Geçtiğimiz haftalarda bindiği dolmuşun şoförü tarafından cinsel ilişkiye zorlandı, işkence gördü ve öldürüldü. Kadın olduğu için öldürülen kadınlardan, tanıdığı ve tanımadığı bir erkek tarafından tacize ve tecavüze uğrama riskiyle her an karşı karşıya kalabilen tüm kadınlardan biri Özgecan. Kamuoyunda yarattığı alışık olmadığımız etki ise yalnızca Özgecan’ı “kadın” olarak görülmemesi, aynı şiddetten mustarip diğer kadınlardan (böylelikle) ayrılması dolayısıyla maruz kaldığı şiddetin de farklılaştırılması sonucu ortaya çıktı… Ne elbisesine, ne işine ne yanındaki erkeğe laf edemediklerinden, Özgecan “saf bir genç kız” olarak görüldü, öyle tanıtıldı… “Ahlaklı bir genç kız” ölmüştü. Özgecan hakkındaki tüm söylemleriyle, insanlara, ancak ona üzülmeleri gerektiğini öğrettiler. Ne istediği kıyafetle dolaşamayan benimsenip korunmuştu, ne patronu tarafından, polis tarafından, asker tarafında tacize tecavüze uğrayanlar, ne kocası-sevgilisi tarafından katledilenler, ne intihar etmeye “zorlananlar”… “Fıtratında olan şiddete kaçınılmaz olarak maruz kaldığında, Özgecan gibi olursan sana acırlar” mesajı verildi kısaca.

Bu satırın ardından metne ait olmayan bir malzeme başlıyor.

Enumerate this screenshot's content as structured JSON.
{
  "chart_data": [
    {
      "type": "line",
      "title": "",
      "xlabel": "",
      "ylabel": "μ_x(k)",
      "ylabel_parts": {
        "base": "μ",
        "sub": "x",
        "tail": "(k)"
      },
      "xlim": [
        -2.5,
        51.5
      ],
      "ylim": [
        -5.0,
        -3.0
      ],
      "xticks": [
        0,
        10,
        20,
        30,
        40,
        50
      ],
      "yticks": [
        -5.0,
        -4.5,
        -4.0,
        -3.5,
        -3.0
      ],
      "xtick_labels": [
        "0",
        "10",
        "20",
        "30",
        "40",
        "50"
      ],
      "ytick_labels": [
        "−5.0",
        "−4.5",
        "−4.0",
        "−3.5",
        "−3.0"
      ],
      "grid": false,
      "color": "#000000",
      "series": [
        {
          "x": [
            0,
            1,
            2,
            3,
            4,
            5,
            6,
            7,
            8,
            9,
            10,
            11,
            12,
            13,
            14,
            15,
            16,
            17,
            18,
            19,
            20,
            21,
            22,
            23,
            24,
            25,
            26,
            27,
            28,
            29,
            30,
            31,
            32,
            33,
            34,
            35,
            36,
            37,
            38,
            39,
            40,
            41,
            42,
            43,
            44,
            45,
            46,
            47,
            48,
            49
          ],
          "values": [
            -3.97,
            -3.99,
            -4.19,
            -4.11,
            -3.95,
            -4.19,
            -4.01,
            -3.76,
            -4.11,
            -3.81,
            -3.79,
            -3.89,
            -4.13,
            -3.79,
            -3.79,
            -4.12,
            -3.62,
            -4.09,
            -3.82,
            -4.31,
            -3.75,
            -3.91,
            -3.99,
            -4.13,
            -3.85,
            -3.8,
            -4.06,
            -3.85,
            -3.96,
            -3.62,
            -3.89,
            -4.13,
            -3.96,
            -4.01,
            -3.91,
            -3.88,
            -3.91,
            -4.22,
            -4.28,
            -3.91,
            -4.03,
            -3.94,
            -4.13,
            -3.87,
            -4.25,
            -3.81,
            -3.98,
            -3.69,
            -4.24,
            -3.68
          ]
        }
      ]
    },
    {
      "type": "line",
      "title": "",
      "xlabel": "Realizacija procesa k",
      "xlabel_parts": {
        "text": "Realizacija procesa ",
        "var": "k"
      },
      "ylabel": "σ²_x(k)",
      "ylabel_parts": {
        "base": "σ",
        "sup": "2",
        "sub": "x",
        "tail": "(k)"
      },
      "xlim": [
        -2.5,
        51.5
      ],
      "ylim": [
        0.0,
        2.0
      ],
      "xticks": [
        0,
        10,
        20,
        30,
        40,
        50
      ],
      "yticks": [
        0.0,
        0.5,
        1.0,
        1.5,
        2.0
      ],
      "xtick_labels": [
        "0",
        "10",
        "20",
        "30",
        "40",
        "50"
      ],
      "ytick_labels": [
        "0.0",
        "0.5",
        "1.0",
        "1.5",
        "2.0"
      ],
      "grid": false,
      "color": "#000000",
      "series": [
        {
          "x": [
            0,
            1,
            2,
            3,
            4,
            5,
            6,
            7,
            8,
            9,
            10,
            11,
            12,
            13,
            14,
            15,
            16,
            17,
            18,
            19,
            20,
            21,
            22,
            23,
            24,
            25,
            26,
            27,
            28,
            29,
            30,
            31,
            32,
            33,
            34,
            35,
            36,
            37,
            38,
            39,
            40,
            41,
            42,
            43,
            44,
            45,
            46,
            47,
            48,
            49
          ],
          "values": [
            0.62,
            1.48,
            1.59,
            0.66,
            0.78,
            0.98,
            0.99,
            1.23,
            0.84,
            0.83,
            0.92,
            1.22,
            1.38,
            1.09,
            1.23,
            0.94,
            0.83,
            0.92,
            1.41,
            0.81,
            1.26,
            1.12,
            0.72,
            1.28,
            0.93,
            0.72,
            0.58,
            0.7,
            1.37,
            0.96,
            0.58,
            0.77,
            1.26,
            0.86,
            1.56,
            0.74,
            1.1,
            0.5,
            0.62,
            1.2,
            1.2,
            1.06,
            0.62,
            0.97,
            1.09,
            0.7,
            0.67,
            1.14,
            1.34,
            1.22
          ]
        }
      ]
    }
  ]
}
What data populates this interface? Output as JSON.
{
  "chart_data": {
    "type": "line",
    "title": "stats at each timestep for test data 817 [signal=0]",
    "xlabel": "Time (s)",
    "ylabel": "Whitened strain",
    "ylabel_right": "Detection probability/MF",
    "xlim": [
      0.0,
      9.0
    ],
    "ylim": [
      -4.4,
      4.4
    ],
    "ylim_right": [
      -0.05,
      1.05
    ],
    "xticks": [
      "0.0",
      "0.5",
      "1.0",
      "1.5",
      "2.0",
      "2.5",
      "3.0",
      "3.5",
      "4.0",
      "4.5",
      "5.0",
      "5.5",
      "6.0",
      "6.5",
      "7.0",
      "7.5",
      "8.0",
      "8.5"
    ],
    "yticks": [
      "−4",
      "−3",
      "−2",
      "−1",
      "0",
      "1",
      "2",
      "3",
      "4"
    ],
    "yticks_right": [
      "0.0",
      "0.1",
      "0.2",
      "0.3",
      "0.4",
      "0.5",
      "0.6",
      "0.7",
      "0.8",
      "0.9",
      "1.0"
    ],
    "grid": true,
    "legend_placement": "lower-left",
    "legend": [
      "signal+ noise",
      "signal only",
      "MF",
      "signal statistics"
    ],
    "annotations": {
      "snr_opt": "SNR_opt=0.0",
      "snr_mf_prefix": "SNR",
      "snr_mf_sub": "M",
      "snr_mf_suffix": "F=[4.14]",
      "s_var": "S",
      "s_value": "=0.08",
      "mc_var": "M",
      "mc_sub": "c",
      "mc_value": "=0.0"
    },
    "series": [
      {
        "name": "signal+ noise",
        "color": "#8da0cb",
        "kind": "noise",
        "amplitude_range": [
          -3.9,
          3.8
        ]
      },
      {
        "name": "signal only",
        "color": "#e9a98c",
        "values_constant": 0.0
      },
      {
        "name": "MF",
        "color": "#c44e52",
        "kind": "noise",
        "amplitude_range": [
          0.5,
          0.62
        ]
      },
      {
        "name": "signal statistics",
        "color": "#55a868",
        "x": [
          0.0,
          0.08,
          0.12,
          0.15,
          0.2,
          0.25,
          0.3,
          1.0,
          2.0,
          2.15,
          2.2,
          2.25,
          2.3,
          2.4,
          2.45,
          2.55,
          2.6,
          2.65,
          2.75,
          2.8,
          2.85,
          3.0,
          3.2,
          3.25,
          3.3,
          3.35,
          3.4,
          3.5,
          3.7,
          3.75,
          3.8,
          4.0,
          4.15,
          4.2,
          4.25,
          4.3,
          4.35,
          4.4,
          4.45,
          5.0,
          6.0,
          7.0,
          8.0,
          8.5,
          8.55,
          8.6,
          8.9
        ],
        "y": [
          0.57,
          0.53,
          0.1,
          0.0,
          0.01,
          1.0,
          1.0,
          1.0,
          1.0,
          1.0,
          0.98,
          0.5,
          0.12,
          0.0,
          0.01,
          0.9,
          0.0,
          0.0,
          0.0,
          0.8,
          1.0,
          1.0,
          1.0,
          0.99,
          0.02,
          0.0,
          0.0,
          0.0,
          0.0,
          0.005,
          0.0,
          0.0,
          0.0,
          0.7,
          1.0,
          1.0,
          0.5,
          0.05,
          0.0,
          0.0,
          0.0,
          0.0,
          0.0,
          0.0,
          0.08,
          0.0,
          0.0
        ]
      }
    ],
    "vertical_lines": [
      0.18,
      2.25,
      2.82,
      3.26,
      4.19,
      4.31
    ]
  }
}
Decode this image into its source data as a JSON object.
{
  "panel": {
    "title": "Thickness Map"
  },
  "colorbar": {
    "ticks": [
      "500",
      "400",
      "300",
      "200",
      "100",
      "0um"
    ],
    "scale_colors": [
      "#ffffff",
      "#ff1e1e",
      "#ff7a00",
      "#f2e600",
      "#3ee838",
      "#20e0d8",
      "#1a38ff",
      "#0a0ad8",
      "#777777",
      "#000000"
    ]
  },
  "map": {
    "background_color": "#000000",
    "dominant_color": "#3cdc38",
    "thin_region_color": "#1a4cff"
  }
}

Kadını kadından ayırdılar. Şiddeti şiddetten
Biz kadınlar bu ayrımı reddediyoruz. Kadın’ın maruz kaldığı şiddet ne yaşa, ne kıyafete, ne işe ne de ekonomik durumuna göre değişir. Kadına karşı şiddet dediğimizde böyle bir şeyi tanımlıyoruz. Ve hiçbir kadını hiçbir nedenden ötürü farklı ya da suçlu görmüyor ve şiddetin hiçbir türünü daha olası ya da anlaşılır bulmuyoruz. Tam da bu anlayışa karşı savaşıyor ve mücadelemizi bu doğrultuda kuruyoruz!
Erkek ve devlet şiddetine maruz kalan TÜM KADINLAR öfkemizdir!
Kadın cinayetleri ve tecavüz politiktir!